This outage has caused some to question the future of cloud computing, although technical Director of Atalanta Systems, Stephen Nelson-Smith, has argued that we can benefit from this outage by focusing on what we can learn from the event, becoming better prepared for future disruptions. He proposes the following:
- Expect, and prepare for, downtime. Nelson-Smith advises Amazon Web Services (AWS) users to make use of autoscaling groups, to deploy in more than two availability zones, and include headroom for load spikes. He also suggests having a written plan, to follow in case of downtime.
- Think about how you use EBS. He warns against expecting EBS to behave in the same way as a NetApp, and expecting to use EBS effectively if the network is saturated. He also points out that EBS snapshots should not be used as a backup.
- Consider working towards a vendor-neutral architecture.
“Outages are part of life – get used to it,” he summarises, urging the community not to shy away from cloud computing following the Amazon outage:
“One, albeit major, outage in one region of one cloud vendor doesn’t mean the cloud was a big con, a waste of time, a marketing person’s wet dream. The emperor isn’t naked, and the nay-sayers are simply enjoying their day of ‘I told you so’. The cloud is here to stay, and brings with it huge benefits to the IT industry. However, it does require a different approach to building systems. The cloud is not dead – it’s still great.”

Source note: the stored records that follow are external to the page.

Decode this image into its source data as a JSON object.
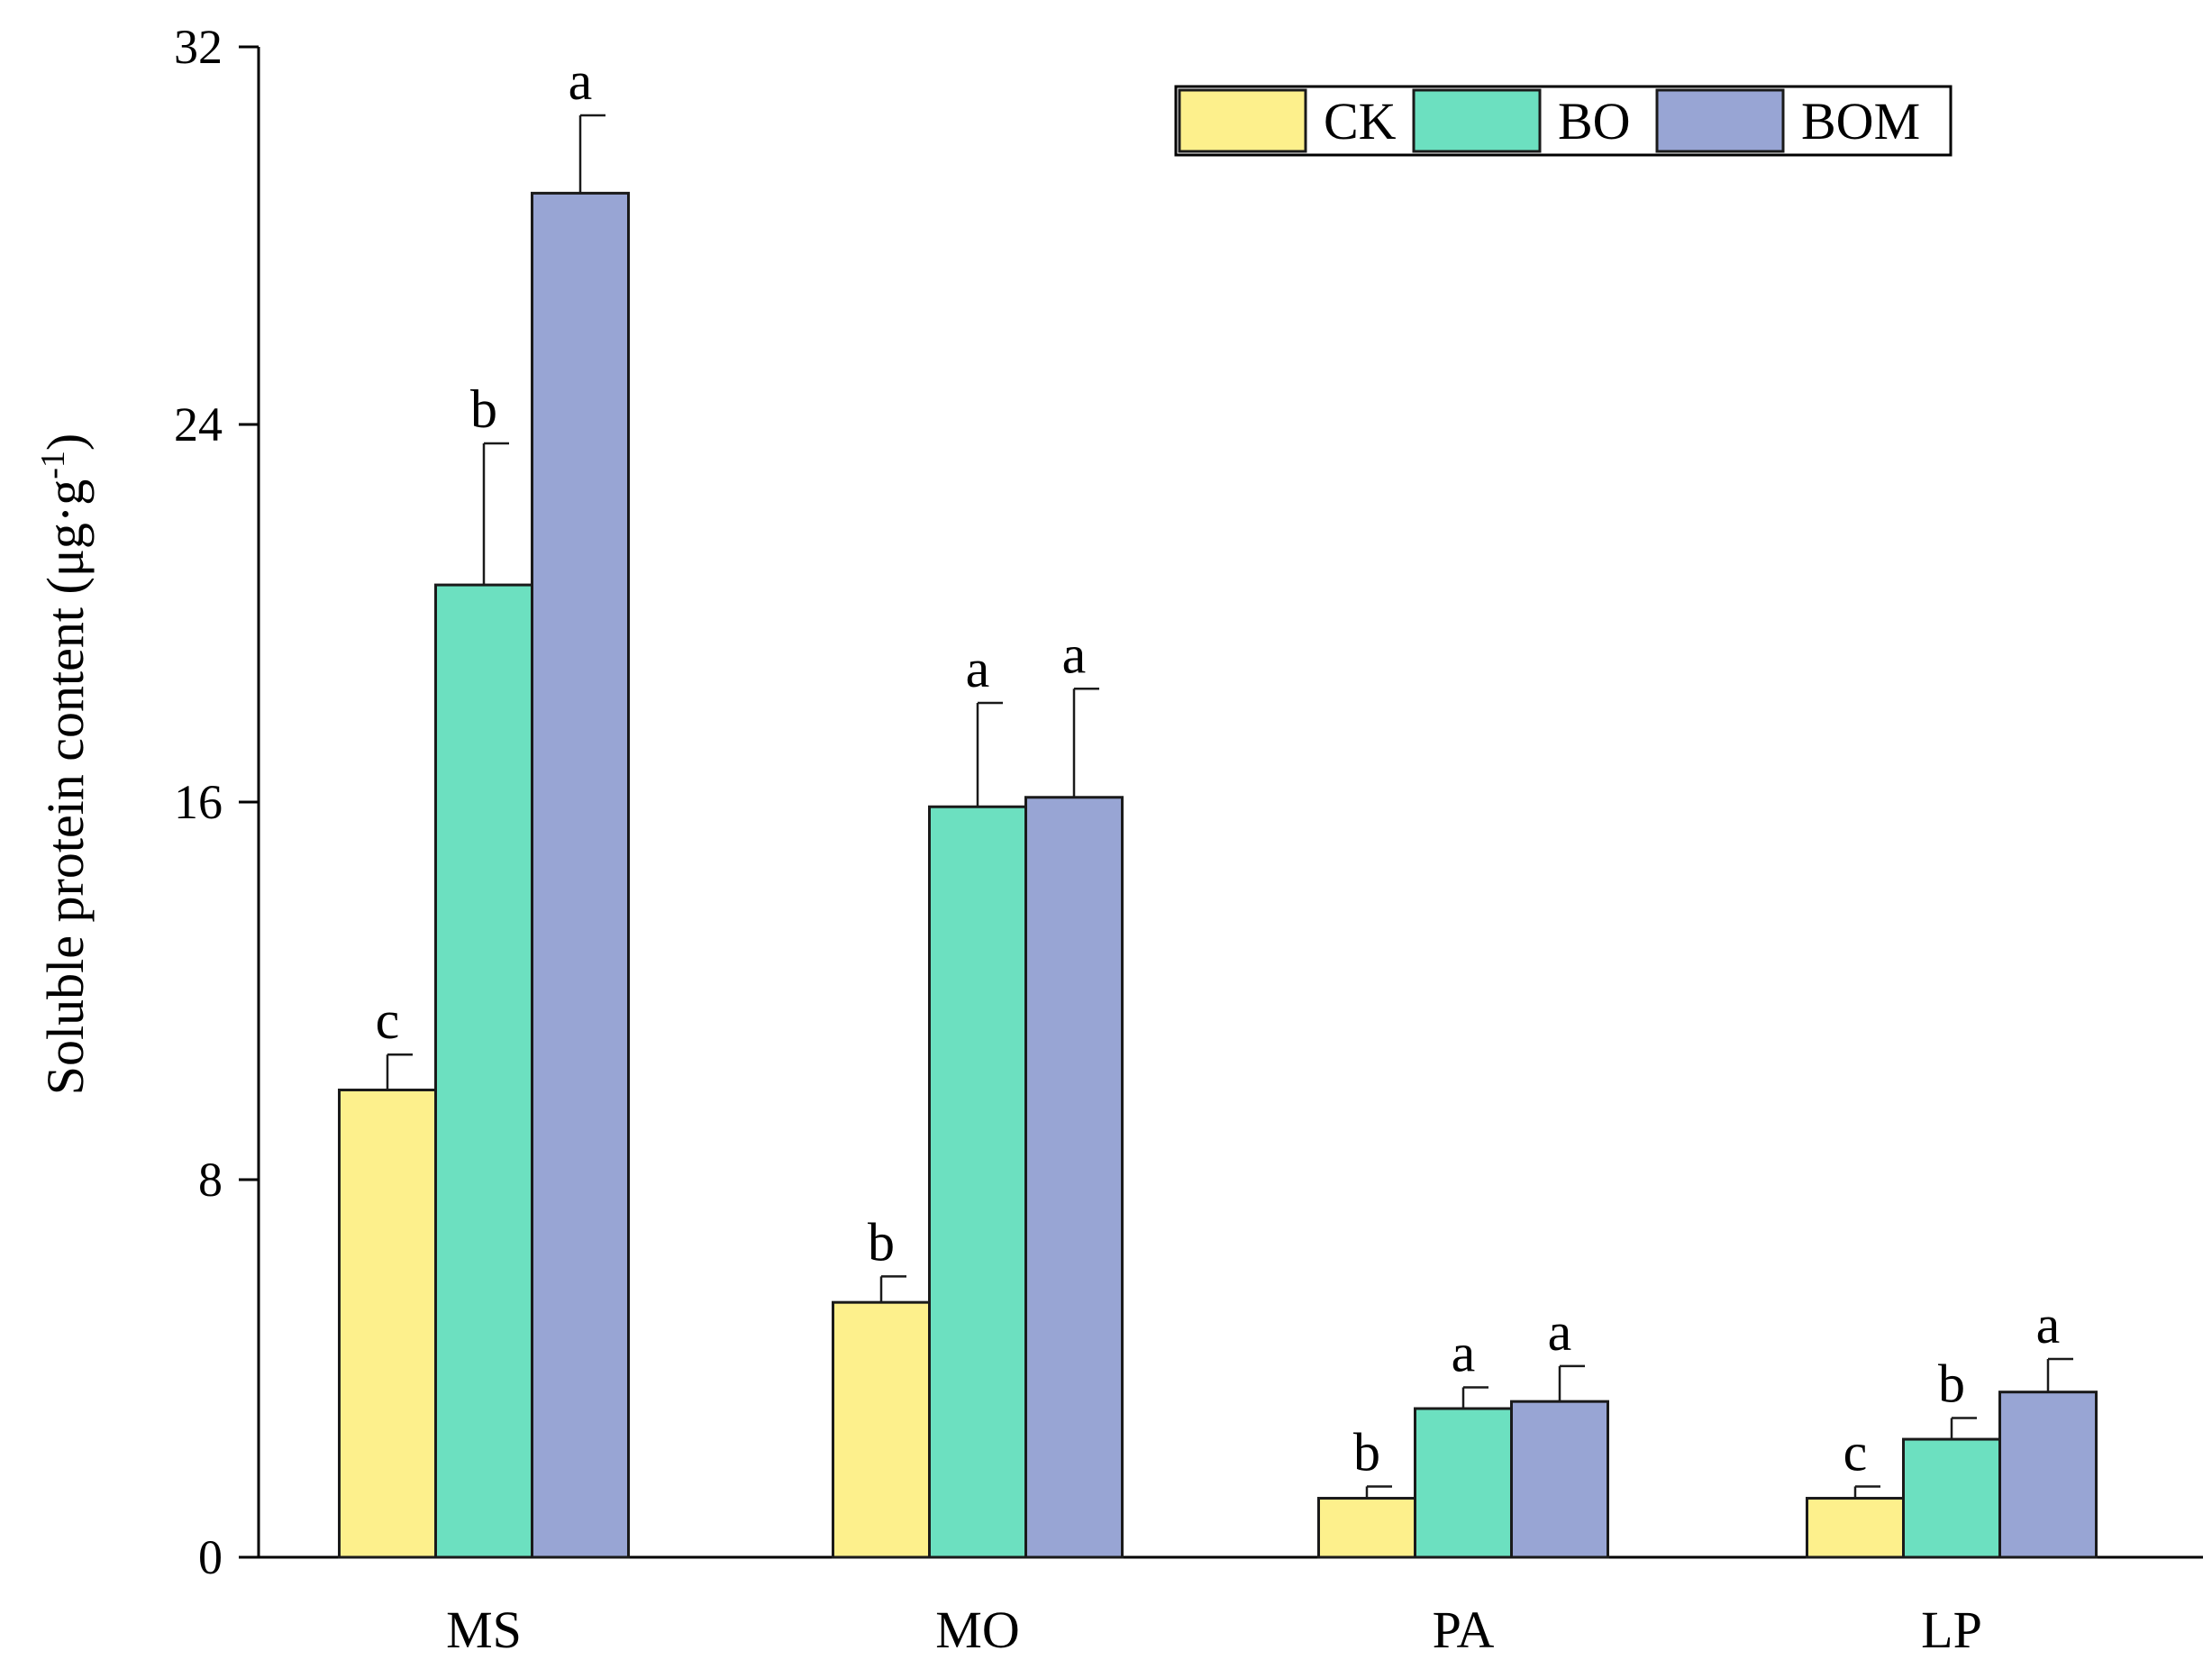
{
  "chart_data": {
    "type": "bar",
    "categories": [
      "MS",
      "MO",
      "PA",
      "LP"
    ],
    "series": [
      {
        "name": "CK",
        "color": "#fdf08c",
        "values": [
          9.9,
          5.4,
          1.25,
          1.25
        ],
        "errors": [
          0.75,
          0.55,
          0.25,
          0.25
        ],
        "letters": [
          "c",
          "b",
          "b",
          "c"
        ]
      },
      {
        "name": "BO",
        "color": "#6ce0c0",
        "values": [
          20.6,
          15.9,
          3.15,
          2.5
        ],
        "errors": [
          3.0,
          2.2,
          0.45,
          0.45
        ],
        "letters": [
          "b",
          "a",
          "a",
          "b"
        ]
      },
      {
        "name": "BOM",
        "color": "#98a5d4",
        "values": [
          28.9,
          16.1,
          3.3,
          3.5
        ],
        "errors": [
          1.65,
          2.3,
          0.75,
          0.7
        ],
        "letters": [
          "a",
          "a",
          "a",
          "a"
        ]
      }
    ],
    "ylabel": "Soluble protein content (μg·g",
    "ylabel_superscript": "-1",
    "ylabel_close": ")",
    "xlabel": "",
    "ylim": [
      0,
      32
    ],
    "yticks": [
      0,
      8,
      16,
      24,
      32
    ],
    "grid": false,
    "legend_position": "top-right"
  }
}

George Reese takes this argument one step further, and claims that the outage exposes the strong points of cloud computing: namely, that it puts the developer in control of application availability. He states that the outage wasn’t Amazon’s fault; those whose systems failed either deemed an outage an acceptable risk, or failed to design for Amazon’s cloud computing model. Reese highlights Netflix as one AWS customer who managed to keep going throughout the outage. “Try doing that in your private IT infrastructure with the complete loss of a data center,” he says.
Software-as-a-Service development company, Lecere’s FIRMS, also reportedly managed to keep going throughout the outage, by diverting its cloud-based system to Amazon Web Services’ west coast service.
However others, such as Klint Finley place the blame on AWS, and not on customers using EBS: “AWS has been offering the EBS service since 2008. It’s not considered a “beta” product. Why shouldn’t customers be able to rely on it?” he argues.
Amazon have yet to post a statement regarding the disruption.